25 Denkt u soms dat wij hier uit onszelf zijn gekomen? Beslist niet. De Here heeft ons gestuurd met de opdracht: trek op en vernietig dat volk.’
26 Eljakim, Sebna en Joah zeiden tegen hem: ‘U kunt rustig Aramees spreken, want wij spreken die taal ook. Gebruik geen Hebreeuws, anders verstaan de mensen op de muren u.’
27 Maar de Assyrische generaal antwoordde: ‘Heeft mijn meester mij soms gestuurd om alleen tegen u en de koning te spreken? Nee, ook de mensen op de muren moeten horen wat ik te zeggen heb. Want zij zijn, samen met u, gedoemd om hun eigen uitwerpselen te eten en hun eigen urine te drinken.’

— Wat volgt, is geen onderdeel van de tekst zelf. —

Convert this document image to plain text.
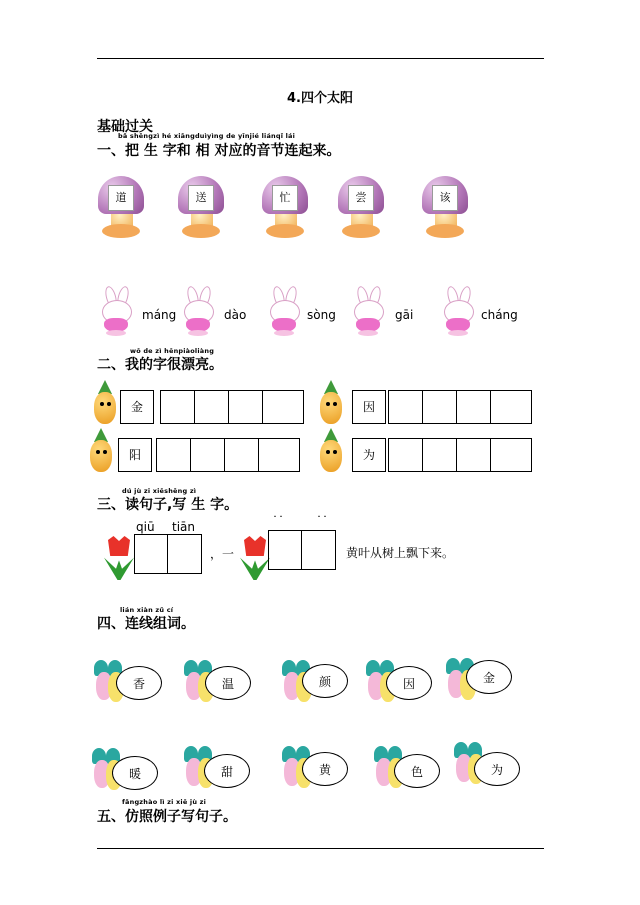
4.四个太阳
基础过关
bǎ shēngzì hé xiāngduìyìng de yīnjié liánqǐ lái
一、把 生 字和 相 对应的音节连起来。
道	送	忙	尝	该
máng	dào	sòng	gāi	cháng
wǒ de zì hěnpiàoliàng
二、我的字很漂亮。
金	因
阳	为
dú jù zi xiěshēng zì
三、读句子,写 生 字。
qiū tiān
，一
˙˙	˙˙
黄叶从树上飘下来。
lián xiàn zǔ cí
四、连线组词。
香	温	颜	因	金
暖	甜	黄	色	为
fǎngzhào lì zi xiě jù zi
五、仿照例子写句子。
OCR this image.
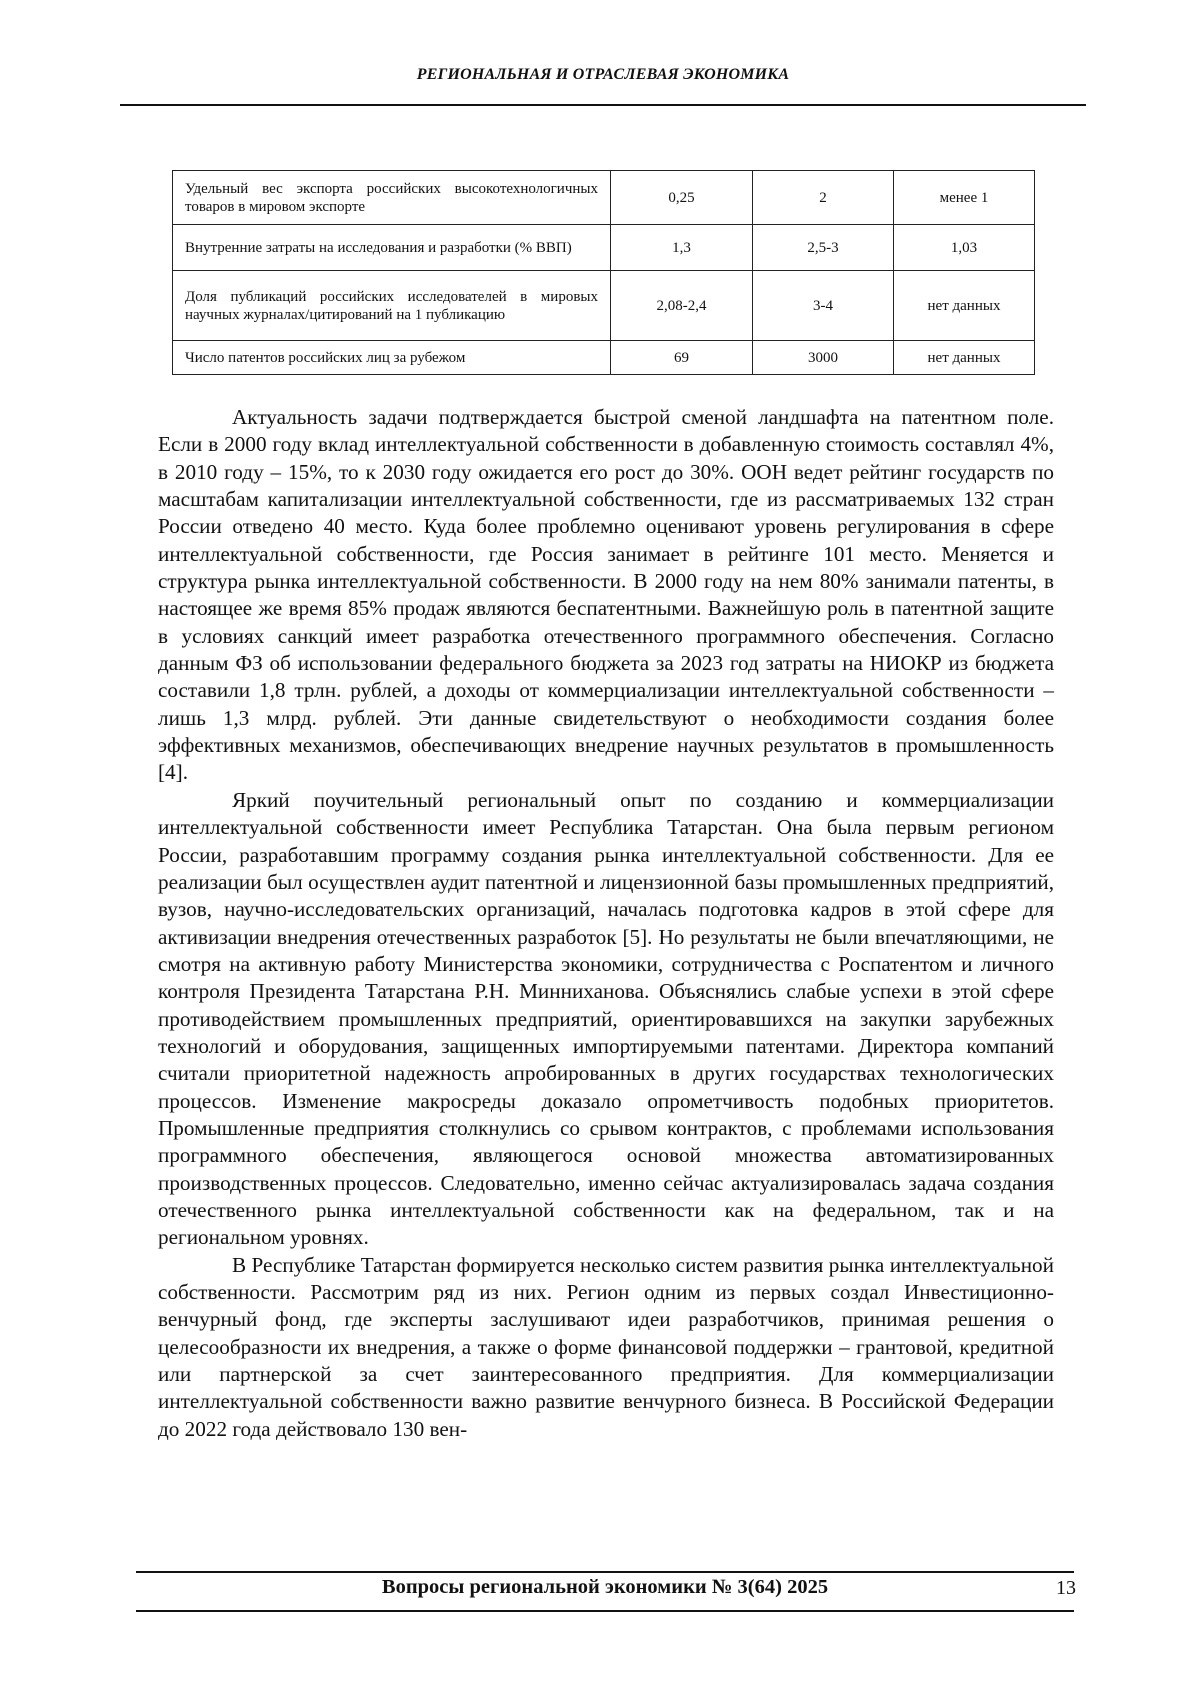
РЕГИОНАЛЬНАЯ И ОТРАСЛЕВАЯ ЭКОНОМИКА
Удельный вес экспорта российских высокотехнологичных товаров в мировом экспорте	0,25	2	менее 1
Внутренние затраты на исследования и разработки (% ВВП)	1,3	2,5-3	1,03
Доля публикаций российских исследователей в мировых научных журналах/цитирований на 1 публикацию	2,08-2,4	3-4	нет данных
Число патентов российских лиц за рубежом	69	3000	нет данных

Актуальность задачи подтверждается быстрой сменой ландшафта на патентном поле. Если в 2000 году вклад интеллектуальной собственности в добавленную стоимость составлял 4%, в 2010 году – 15%, то к 2030 году ожидается его рост до 30%. ООН ведет рейтинг государств по масштабам капитализации интеллектуальной собственности, где из рассматриваемых 132 стран России отведено 40 место. Куда более проблемно оценивают уровень регулирования в сфере интеллектуальной собственности, где Россия занимает в рейтинге 101 место. Меняется и структура рынка интеллектуальной собственности. В 2000 году на нем 80% занимали патенты, в настоящее же время 85% продаж являются беспатентными. Важнейшую роль в патентной защите в условиях санкций имеет разработка отечественного программного обеспечения. Согласно данным ФЗ об использовании федерального бюджета за 2023 год затраты на НИОКР из бюджета составили 1,8 трлн. рублей, а доходы от коммерциализации интеллектуальной собственности – лишь 1,3 млрд. рублей. Эти данные свидетельствуют о необходимости создания более эффективных механизмов, обеспечивающих внедрение научных результатов в промышленность [4].

Яркий поучительный региональный опыт по созданию и коммерциализации интеллектуальной собственности имеет Республика Татарстан. Она была первым регионом России, разработавшим программу создания рынка интеллектуальной собственности. Для ее реализации был осуществлен аудит патентной и лицензионной базы промышленных предприятий, вузов, научно-исследовательских организаций, началась подготовка кадров в этой сфере для активизации внедрения отечественных разработок [5]. Но результаты не были впечатляющими, не смотря на активную работу Министерства экономики, сотрудничества с Роспатентом и личного контроля Президента Татарстана Р.Н. Минниханова. Объяснялись слабые успехи в этой сфере противодействием промышленных предприятий, ориентировавшихся на закупки зарубежных технологий и оборудования, защищенных импортируемыми патентами. Директора компаний считали приоритетной надежность апробированных в других государствах технологических процессов. Изменение макросреды доказало опрометчивость подобных приоритетов. Промышленные предприятия столкнулись со срывом контрактов, с проблемами использования программного обеспечения, являющегося основой множества автоматизированных производственных процессов. Следовательно, именно сейчас актуализировалась задача создания отечественного рынка интеллектуальной собственности как на федеральном, так и на региональном уровнях.

В Республике Татарстан формируется несколько систем развития рынка интеллектуальной собственности. Рассмотрим ряд из них. Регион одним из первых создал Инвестиционно-венчурный фонд, где эксперты заслушивают идеи разработчиков, принимая решения о целесообразности их внедрения, а также о форме финансовой поддержки – грантовой, кредитной или партнерской за счет заинтересованного предприятия. Для коммерциализации интеллектуальной собственности важно развитие венчурного бизнеса. В Российской Федерации до 2022 года действовало 130 вен-

Вопросы региональной экономики № 3(64) 2025	13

28 De Assyriër schreeuwde daarop in het Hebreeuws naar de mensen op de muur: ‘Luister naar de grote koning van Assyrië!
29 Laat u niet door koning Hizkia voor de gek houden. Het zal hem nooit lukken u uit mijn macht te bevrijden.
30 Laat u toch niet door hem misleiden als hij zegt dat de Here u zal redden.
31-32 Luister niet naar koning Hizkia! Geef u over. U kunt in rust en vrede in dit land blijven wonen tot ik u naar een land breng dat er net zo uitziet als dit, met grote oogsten, koren, wijn, olijfbomen en honing. Dat alles bied ik u aan in plaats van de dood. Luister niet naar koning Hizkia als hij u ervan probeert te overtuigen dat de Here u zal redden.